Nearby, a helmeted soldier worked calmly and deliberately in the cold to fasten thick chains to steel rings on the back of a M109 Paladin howitzer.
On another track, a 5-ton troop and supply truck rolled up a ramp.
Down the way, Humvees collected on bi-level rail cars.
The fort can do its part to get troops to a war zone faster, better equipped and at a lower cost, Wollenberg said.
In less than four days, it can move an entire armored brigade to a port and have it ready to go overseas, he said.
Because of its efficiency, Wollenberg said, the Fort Riley railhead has become a model for the military. Army Chief of Staff Gen. Eric Shinseki is among the generals who have visited to see how it works.
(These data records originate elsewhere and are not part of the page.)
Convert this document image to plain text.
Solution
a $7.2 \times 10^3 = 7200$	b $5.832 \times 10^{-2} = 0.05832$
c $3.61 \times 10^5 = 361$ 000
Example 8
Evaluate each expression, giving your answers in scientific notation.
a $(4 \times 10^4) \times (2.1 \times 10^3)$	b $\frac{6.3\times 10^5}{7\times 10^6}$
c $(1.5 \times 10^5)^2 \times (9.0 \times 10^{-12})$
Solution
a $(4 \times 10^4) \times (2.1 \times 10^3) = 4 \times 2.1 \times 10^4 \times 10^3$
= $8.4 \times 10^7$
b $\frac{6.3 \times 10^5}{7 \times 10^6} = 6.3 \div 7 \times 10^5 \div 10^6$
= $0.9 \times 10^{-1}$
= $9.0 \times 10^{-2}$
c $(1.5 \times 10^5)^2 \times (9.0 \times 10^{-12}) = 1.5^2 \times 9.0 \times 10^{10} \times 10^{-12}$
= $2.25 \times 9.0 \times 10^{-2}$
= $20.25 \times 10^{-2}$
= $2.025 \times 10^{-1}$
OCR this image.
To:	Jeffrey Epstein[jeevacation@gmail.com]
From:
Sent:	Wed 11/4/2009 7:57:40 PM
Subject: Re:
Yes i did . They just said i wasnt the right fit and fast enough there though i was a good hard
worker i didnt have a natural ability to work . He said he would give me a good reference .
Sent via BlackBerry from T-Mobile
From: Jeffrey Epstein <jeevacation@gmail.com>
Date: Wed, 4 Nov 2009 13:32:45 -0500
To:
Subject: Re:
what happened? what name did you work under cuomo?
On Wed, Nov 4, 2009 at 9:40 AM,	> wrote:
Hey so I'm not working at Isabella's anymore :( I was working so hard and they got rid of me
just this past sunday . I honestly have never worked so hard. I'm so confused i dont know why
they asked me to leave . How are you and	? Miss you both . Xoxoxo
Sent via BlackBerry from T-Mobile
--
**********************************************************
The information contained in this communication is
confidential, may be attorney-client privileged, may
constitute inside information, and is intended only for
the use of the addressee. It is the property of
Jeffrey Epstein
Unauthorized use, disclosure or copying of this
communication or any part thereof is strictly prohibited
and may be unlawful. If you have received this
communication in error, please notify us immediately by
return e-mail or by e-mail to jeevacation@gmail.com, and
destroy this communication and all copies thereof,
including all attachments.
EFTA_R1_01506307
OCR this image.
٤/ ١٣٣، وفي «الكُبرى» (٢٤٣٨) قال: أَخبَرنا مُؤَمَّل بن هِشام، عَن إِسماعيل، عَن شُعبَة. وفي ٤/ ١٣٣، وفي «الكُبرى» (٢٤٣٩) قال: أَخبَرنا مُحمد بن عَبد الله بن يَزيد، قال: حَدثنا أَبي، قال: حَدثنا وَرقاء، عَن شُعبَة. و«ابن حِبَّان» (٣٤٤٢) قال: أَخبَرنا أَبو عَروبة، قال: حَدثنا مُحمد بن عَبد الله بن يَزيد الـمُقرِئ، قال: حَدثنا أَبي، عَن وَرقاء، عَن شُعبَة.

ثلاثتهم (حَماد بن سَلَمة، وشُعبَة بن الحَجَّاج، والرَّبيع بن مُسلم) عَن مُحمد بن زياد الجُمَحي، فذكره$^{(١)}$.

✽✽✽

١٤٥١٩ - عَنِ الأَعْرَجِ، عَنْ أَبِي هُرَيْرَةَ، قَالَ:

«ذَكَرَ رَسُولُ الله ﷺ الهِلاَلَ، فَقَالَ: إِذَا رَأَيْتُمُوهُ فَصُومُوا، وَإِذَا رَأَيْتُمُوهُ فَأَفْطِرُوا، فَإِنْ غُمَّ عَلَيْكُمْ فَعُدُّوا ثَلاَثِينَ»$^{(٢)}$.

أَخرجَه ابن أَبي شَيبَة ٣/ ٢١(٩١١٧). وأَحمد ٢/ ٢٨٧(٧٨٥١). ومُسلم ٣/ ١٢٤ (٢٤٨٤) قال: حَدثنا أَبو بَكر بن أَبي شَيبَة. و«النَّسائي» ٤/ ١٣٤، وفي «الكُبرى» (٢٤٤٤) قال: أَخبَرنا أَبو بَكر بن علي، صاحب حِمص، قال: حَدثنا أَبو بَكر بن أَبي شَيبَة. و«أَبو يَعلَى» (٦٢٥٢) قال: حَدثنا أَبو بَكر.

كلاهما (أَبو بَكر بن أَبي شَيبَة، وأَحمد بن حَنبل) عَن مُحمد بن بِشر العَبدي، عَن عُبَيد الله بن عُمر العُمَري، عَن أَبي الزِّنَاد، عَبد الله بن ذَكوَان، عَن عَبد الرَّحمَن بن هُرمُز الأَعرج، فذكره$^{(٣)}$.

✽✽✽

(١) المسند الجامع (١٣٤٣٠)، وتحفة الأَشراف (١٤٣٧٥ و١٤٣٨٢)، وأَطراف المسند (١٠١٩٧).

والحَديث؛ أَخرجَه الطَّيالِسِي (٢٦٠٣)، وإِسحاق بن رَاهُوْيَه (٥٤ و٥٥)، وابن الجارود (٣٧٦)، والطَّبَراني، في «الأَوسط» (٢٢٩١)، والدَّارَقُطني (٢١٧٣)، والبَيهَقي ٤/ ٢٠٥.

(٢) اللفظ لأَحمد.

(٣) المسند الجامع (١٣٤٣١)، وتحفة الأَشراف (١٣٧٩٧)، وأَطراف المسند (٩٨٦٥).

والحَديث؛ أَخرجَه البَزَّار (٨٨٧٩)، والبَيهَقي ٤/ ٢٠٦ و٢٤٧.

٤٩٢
GlobalSecurity.org, a defense consulting and analysis organization, rates Fort Riley's railhead as the largest and most capable in the U.S. Army.
Computerization is one key to Fort Riley's increased efficiency. It uses a computer model to plan each movement at the railhead, but staff members refine the plan up to 50 times, Wollenberg said. The goal is to use every available foot of transport space.
Computers also help the Army keep better track of where equipment goes. Every vehicle and shipping container gets an electronic tag that registers on monitors.
It wasn't that way in the Gulf War. At the end of that war, Wollenberg recalls, his commander directed him to determine the contents of a mountain of Army shipping containers piling up at a port in Saudi Arabia. The steel containers sat five high, five wide for half a mile. Sorting it out was virtually impossible.
Since the Sept. 11 terrorist attacks, Fort Riley has operated under heightened security that starts at its gates. At the railhead, guards watch the vehicles being loaded for transport.
"The days of thinking that you're in the rear area, you're safe, are over," said Maj. Todd Livick, public affairs officer for the 24th Infantry Division (Mechanized) and Fort Riley.
The railroad company provides security while the shipments are in transit.
The railhead is only one component of the fort's deployment system. It benefits from being close to I-70 and other highways. Buses can shuttle soldiers to airports in nearby Manhattan and in Topeka. Commercial trucks can haul soldiers' personal equipment.
Over the past few years, the post's railhead has become a busier place with the deployment of international peace-keeping missions.
But rising tensions between the United States and Iraq and talk of a new war have not changed the railhead's pace, Wollenberg said. "We go as fast as we can, as hard as we can, as long as we need to."